We need to think about what those defence options are for particular sectors and how we protect particular industries, such as the steel sector. There are remedies to make sure that we protect some of those key, leading industries that we need to think about. However, I strongly believe that there is an opportunity to expand our trading relationships with nations such as the US off the back of this. A firm commitment to doing our best to secure a trade deal with the US is still the safest and most secure economic way of navigating this challenging path.
The Statement says:
“The final part of our approach will be to turbo-boost the work this Government are doing to make our economy stronger”.
Does the Minister agree that, with all due respect, 0.1% of GDP growth in the UK economy since July 2024 is not achieving that goal? What will her priority be to fix it?
My Lords, 0.1% GDP growth is not enough. This Government have made no apology for putting growth as their number one priority. I think all sides of this House agree that driving up growth can only benefit the UK and the people operating within it. We take it incredibly seriously, which is why conversations such as this feel so at odds with trying to create an industry that thrives in and benefits from an open and free trade environment. It is why many of us feel sad as we think about tariffs, or reciprocal tariffs as a headwind to them.
But we can secure an agreement with the US that allows us to navigate through this. There will come a time when we look back on this in the rear-view mirror and we are able to establish and support a lot of those sectors that we rely on to support growth. We will hold dear a lot of the principles that we have already written down and they will steer us through that, whether it is things such as the industrial strategy or going through and identifying those core sectors that the Government will wrap their arms around and support to make sure that our growth numbers are not 0.1% or 0.2% but 1%, 2% and then beyond as we really try to support it.
But I know that it is not a quick fix. I understand that we cannot just go to the growth cupboard in the corner and take growth out of it. A decision to turn to growth does not drive growth—multiple small cumulative decisions help turn the ship towards something that supports businesses and communities to grow. For example, it is about thinking about how in some instances regulation is acting as a headwind against growth and enabling things such as planning to make it easier for businesses to build factories and data centres in their communities to help drive that growth. We are seeing a lot of those initiatives to try to shape and encourage growth. However, I share the sadness that sometimes, it feels as though, when we are in a world talking about tariffs, that works against some of that growth agenda.

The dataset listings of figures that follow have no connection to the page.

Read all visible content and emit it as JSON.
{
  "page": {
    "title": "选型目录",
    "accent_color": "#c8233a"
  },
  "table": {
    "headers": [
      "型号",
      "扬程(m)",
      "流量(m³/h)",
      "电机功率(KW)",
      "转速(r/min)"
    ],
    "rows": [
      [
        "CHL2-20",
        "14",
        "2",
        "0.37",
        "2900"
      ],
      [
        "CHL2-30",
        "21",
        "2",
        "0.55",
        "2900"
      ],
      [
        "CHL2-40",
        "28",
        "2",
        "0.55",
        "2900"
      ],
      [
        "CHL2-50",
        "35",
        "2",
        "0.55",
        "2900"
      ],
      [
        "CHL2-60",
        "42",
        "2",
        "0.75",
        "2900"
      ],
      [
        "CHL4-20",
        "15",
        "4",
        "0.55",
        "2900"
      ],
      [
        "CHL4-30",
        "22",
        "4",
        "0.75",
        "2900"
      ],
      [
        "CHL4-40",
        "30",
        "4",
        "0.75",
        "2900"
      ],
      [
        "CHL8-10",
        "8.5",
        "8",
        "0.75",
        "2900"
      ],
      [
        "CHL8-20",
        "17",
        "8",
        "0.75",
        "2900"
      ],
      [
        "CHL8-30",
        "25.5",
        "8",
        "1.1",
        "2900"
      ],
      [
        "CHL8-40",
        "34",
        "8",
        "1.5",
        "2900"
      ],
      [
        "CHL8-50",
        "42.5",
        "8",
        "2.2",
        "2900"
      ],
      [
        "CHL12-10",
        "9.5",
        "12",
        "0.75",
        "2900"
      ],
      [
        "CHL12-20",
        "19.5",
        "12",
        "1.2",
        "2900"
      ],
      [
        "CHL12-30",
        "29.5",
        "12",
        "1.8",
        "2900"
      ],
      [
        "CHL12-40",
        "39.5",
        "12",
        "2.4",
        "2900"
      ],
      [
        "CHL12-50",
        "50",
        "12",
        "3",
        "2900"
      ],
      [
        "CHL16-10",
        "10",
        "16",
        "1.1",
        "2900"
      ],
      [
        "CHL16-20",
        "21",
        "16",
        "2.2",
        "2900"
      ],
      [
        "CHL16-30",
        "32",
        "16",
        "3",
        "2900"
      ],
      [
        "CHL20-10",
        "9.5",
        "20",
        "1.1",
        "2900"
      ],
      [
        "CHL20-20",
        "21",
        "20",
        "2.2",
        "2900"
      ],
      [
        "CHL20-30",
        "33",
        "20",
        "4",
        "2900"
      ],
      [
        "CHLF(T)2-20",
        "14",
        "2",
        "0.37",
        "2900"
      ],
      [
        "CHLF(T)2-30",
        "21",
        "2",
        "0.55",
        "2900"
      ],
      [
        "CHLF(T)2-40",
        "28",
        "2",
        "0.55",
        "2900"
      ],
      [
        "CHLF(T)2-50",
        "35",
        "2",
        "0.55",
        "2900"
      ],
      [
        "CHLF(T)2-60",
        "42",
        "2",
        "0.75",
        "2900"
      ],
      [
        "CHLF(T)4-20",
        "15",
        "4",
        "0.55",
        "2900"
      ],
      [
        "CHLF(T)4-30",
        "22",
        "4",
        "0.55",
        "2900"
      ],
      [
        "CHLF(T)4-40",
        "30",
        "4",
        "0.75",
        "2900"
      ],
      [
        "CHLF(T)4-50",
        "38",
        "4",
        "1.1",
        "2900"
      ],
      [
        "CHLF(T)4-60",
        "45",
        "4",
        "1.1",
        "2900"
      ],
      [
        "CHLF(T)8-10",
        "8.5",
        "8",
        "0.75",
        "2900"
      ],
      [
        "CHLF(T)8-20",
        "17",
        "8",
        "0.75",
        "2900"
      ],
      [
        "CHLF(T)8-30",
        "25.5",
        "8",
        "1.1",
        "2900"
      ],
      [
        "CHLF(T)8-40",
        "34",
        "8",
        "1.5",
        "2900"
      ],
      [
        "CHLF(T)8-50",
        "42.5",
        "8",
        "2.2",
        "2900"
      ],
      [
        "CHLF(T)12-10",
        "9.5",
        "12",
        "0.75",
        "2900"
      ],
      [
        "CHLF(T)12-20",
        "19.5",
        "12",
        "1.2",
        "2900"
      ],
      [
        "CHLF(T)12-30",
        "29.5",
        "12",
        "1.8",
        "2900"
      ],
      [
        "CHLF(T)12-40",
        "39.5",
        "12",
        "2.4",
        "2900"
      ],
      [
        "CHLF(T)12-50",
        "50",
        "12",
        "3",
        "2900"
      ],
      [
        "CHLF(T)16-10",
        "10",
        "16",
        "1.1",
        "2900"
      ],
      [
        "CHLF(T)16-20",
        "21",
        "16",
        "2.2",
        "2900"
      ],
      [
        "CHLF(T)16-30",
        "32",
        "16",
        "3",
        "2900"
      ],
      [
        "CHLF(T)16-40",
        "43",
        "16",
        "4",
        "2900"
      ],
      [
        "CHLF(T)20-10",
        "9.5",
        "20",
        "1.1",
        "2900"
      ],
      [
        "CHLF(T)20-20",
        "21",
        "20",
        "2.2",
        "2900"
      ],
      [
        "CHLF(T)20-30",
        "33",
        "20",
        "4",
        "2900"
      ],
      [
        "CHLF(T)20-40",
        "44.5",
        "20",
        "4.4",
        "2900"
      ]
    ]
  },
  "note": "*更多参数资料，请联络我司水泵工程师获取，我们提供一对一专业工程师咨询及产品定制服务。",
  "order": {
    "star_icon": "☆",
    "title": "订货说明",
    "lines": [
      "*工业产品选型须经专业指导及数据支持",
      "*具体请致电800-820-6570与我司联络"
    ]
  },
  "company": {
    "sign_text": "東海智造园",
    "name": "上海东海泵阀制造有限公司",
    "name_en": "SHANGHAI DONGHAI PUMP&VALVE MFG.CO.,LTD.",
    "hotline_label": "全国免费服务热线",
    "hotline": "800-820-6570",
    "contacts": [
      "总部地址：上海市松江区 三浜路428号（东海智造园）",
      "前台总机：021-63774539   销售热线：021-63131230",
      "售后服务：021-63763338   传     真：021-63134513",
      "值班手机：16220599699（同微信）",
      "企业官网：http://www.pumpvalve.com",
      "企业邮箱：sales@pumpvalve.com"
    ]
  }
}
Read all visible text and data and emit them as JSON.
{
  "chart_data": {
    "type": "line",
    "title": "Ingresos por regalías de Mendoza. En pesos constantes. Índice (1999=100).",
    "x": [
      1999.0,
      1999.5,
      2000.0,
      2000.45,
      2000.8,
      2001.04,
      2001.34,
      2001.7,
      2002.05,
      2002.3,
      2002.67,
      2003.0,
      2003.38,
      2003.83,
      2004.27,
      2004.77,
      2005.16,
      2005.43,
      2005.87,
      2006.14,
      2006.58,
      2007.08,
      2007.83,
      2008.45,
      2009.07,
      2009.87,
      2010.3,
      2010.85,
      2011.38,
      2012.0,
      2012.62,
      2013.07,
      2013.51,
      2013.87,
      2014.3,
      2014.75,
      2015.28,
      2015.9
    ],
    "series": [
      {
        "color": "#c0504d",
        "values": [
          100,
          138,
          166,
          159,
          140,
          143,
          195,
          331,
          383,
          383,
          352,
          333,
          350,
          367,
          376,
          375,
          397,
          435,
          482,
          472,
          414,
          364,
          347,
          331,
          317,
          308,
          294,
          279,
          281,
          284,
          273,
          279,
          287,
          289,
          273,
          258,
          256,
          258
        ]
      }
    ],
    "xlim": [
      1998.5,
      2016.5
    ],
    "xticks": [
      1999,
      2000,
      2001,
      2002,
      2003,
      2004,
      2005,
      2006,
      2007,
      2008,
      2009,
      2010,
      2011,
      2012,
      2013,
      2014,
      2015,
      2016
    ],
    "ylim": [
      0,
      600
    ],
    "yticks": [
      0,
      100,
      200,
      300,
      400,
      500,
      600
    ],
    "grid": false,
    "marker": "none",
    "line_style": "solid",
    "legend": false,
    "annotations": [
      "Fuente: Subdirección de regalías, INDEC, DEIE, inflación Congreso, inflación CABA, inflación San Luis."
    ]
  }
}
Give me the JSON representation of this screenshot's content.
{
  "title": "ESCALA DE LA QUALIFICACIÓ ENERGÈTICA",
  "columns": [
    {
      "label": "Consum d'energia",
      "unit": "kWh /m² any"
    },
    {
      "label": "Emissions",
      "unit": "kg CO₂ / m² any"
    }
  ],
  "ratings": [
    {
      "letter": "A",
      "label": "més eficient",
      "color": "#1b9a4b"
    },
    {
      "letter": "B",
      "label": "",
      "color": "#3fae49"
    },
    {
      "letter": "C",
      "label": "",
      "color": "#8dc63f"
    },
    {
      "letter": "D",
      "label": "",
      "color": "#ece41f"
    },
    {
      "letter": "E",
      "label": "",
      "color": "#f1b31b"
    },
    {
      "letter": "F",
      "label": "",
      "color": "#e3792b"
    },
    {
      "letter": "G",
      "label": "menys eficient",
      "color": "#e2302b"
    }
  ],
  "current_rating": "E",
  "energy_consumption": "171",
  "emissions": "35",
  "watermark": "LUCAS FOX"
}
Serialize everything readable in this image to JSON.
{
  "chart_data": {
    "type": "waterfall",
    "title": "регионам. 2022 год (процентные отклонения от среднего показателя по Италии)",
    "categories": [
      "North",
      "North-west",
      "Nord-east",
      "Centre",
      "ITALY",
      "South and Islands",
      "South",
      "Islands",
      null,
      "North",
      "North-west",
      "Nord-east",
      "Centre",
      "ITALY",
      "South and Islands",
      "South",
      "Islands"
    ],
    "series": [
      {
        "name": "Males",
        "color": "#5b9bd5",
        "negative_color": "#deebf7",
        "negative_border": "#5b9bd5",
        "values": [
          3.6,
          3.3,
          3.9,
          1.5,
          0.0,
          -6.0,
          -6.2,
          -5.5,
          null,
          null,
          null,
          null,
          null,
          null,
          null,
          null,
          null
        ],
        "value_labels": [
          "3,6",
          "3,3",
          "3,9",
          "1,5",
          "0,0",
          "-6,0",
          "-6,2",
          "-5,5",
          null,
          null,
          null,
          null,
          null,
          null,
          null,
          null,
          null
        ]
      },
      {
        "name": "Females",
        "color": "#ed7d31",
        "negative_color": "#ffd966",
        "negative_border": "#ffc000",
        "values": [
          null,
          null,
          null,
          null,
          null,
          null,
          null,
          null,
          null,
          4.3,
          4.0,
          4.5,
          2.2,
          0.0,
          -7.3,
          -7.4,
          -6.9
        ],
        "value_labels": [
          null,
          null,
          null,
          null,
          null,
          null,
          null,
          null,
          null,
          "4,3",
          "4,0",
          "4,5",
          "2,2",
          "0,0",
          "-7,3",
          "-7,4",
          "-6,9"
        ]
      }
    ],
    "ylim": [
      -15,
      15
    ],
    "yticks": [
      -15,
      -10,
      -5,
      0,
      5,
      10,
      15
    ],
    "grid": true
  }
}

I congratulate the Minister on her appointment. She brings a great deal of business experience to the House. The UK is still a great place to invest in. We have one of the greatest creative economies in the world; we should be pushing that and making it clear. It is not a case for gloom.
I am shamelessly championing and promoting the UK and all its wonderful benefits wherever I can, and will continue to do so. I am a natural optimist by heart and, even today, I am still incredibly optimistic and excited about the opportunity that the UK presents.